Mir wurde unwohl zumute. Was war das? Warum hatte ich das Gefühl gerade die Privatsphäre zu verletzten, aber konnte auf der anderen Seite nicht anders als erschrocken über solche Sätze zu sein und konnte mich nicht regen. Sah Hoseok das wirklich so? Sah er sich selbst wirklich so schlecht? Oder wollte er sich damit einfach nur weiter motivieren? Auch wenn der Grund unlogisch war, hoffte ich dass es der zweite war. Denn der Ältere tanzte alles andere als schlecht. In meinen Augen tanzte er fantastisch und ich könnte ihm Stunden dabei zuschauen wie er tanzte. Das tolle an seinem Tanz war wohl, wie er dabei ausschaute.

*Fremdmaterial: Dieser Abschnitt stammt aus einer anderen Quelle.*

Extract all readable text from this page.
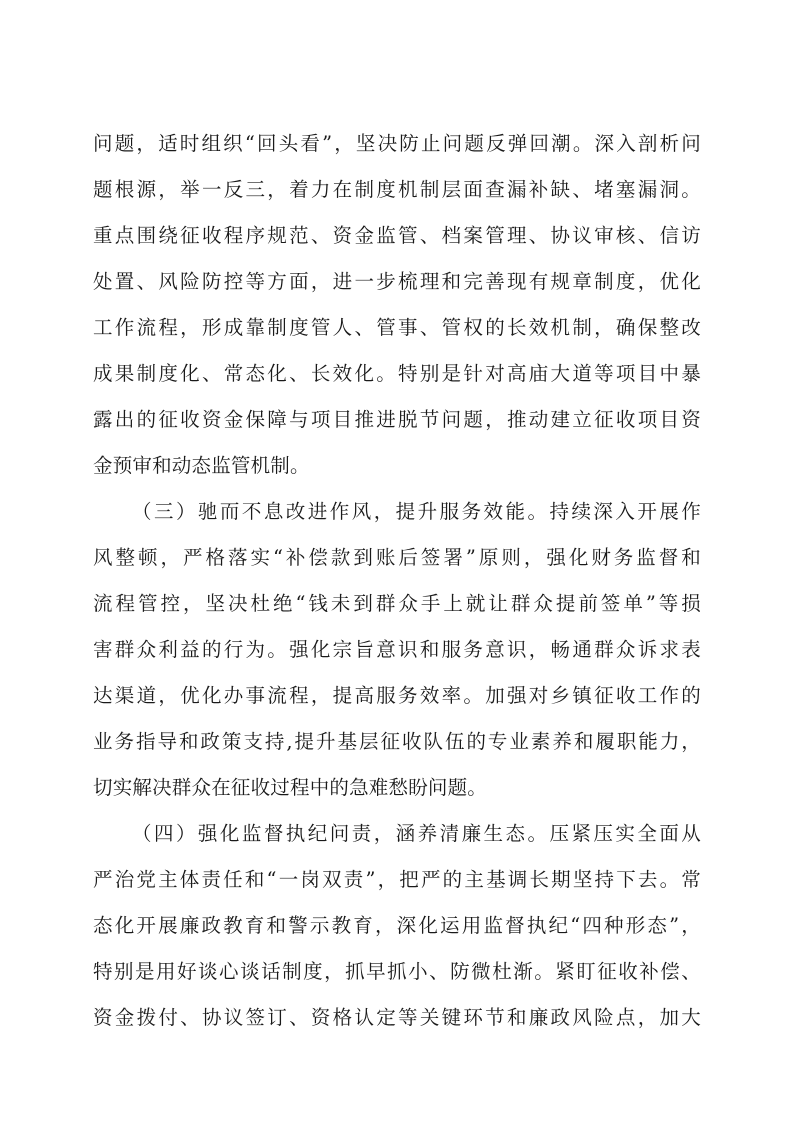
问题，适时组织“回头看”，坚决防止问题反弹回潮。深入剖析问
题根源，举一反三，着力在制度机制层面查漏补缺、堵塞漏洞。
重点围绕征收程序规范、资金监管、档案管理、协议审核、信访
处置、风险防控等方面，进一步梳理和完善现有规章制度，优化
工作流程，形成靠制度管人、管事、管权的长效机制，确保整改
成果制度化、常态化、长效化。特别是针对高庙大道等项目中暴
露出的征收资金保障与项目推进脱节问题，推动建立征收项目资
金预审和动态监管机制。
（三）驰而不息改进作风，提升服务效能。持续深入开展作
风整顿，严格落实“补偿款到账后签署”原则，强化财务监督和
流程管控，坚决杜绝“钱未到群众手上就让群众提前签单”等损
害群众利益的行为。强化宗旨意识和服务意识，畅通群众诉求表
达渠道，优化办事流程，提高服务效率。加强对乡镇征收工作的
业务指导和政策支持,提升基层征收队伍的专业素养和履职能力，
切实解决群众在征收过程中的急难愁盼问题。
（四）强化监督执纪问责，涵养清廉生态。压紧压实全面从
严治党主体责任和“一岗双责”，把严的主基调长期坚持下去。常
态化开展廉政教育和警示教育，深化运用监督执纪“四种形态”，
特别是用好谈心谈话制度，抓早抓小、防微杜渐。紧盯征收补偿、
资金拨付、协议签订、资格认定等关键环节和廉政风险点，加大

Doch mit dem Gesichtsausdruck, den er die letzte Zeit gehabt hatte, erreichte er seine damalige Ausstrahlung nie. Es war völlig verschieden. Musik erklang und ich schaute dabei zu wie er wieder mal begann von vorne das Lied zu tanzen. Immer und immer wieder. Zwischendrin schrie er wieder, brüllte sich seine Unfähigkeit zu und ich? Ich stand einfach hier schaute ihm dabei zu und wusste nicht was ich tun sollte. Bis mir die Schokolade wieder einfiel. Schnell hatte ich das restliche Stück aus meiner Tasche gekramt, schrieb einen Zettel mit der Aufschrift „Für Hoseok" und schob beides dann ganz vorsichtig durch den Türspalt.

Es würde wohl dauern bis Hoseok überhaupt bemerkte, dass sich etwas Neues im Raum befand, weswegen ich nur leicht nickte, meine Tat somit gut hieß und mich auf den weg machte das Gebäude zu verlassen. In meinen Ohren hallte das Lied welches er abgespielt hatte wieder. Immer und immer wieder spielte es in meinem Kopf. Doch es war nicht der Ohrwurm der mich so dermaßen Störte, nein sondern das Lied an sich selbst. Etwas stimmte wirklich ganz und gar nicht mit ihm, denn das Lied viel definitiv nicht in den Bereich Hoseok.

Hoseok wählte seine Lieder immer mit bedacht, erzählte mit ihnen normalerweise Geschichten und das obwohl er Hip-Hop tanzte. Oftmals hatte ich mich in seinen Choreografien verloren, war eingetaucht in das was er als erzählende Person gefühlt hatte. Selbst Namjoon hatte zugeben müssen das Hoseok eine Ausstrahlung beim Tanzen hatte die nur wenige besaßen.

Noch konnte ich nicht genau das benennen was mich am meisten störte, wo der verdammte Haken an der Ausstrahlung war. Denn jetzt hatte er sie wie gesagt definitiv nicht mehr. Das einzige das er Ausstrahlte war Aggression. Das sogar so sehr, das Jungkook mir erzählte, dass er sich jetzt nicht mehr traute den Älteren anzusprechen und die anderen in ihrem Kurs noch weniger gut auf ihn zu sprechen waren, wie sonst. „Ich hasse dich du verdammtes Arschloch!", hörte ich ihn schreien und zuckte zusammen, da ich nicht erwartet hatte, dass er noch mal schrie.

Hoffentlich würde er sich Morgen beruhigt haben. Ich wollte ihn gerne fragen was los war. Wollte wissen, wo der Hoseok hin war, dem ich so gerne zuschaute. Der der mir so wichtig war. Traurig darüber, dass er so aus den Fugen war. Ich vermisste ihn. Auch wenn ich ihn eigentlich gar nicht kannte, vermisste ich den Hoseok der lachte. Ich seufzte auf.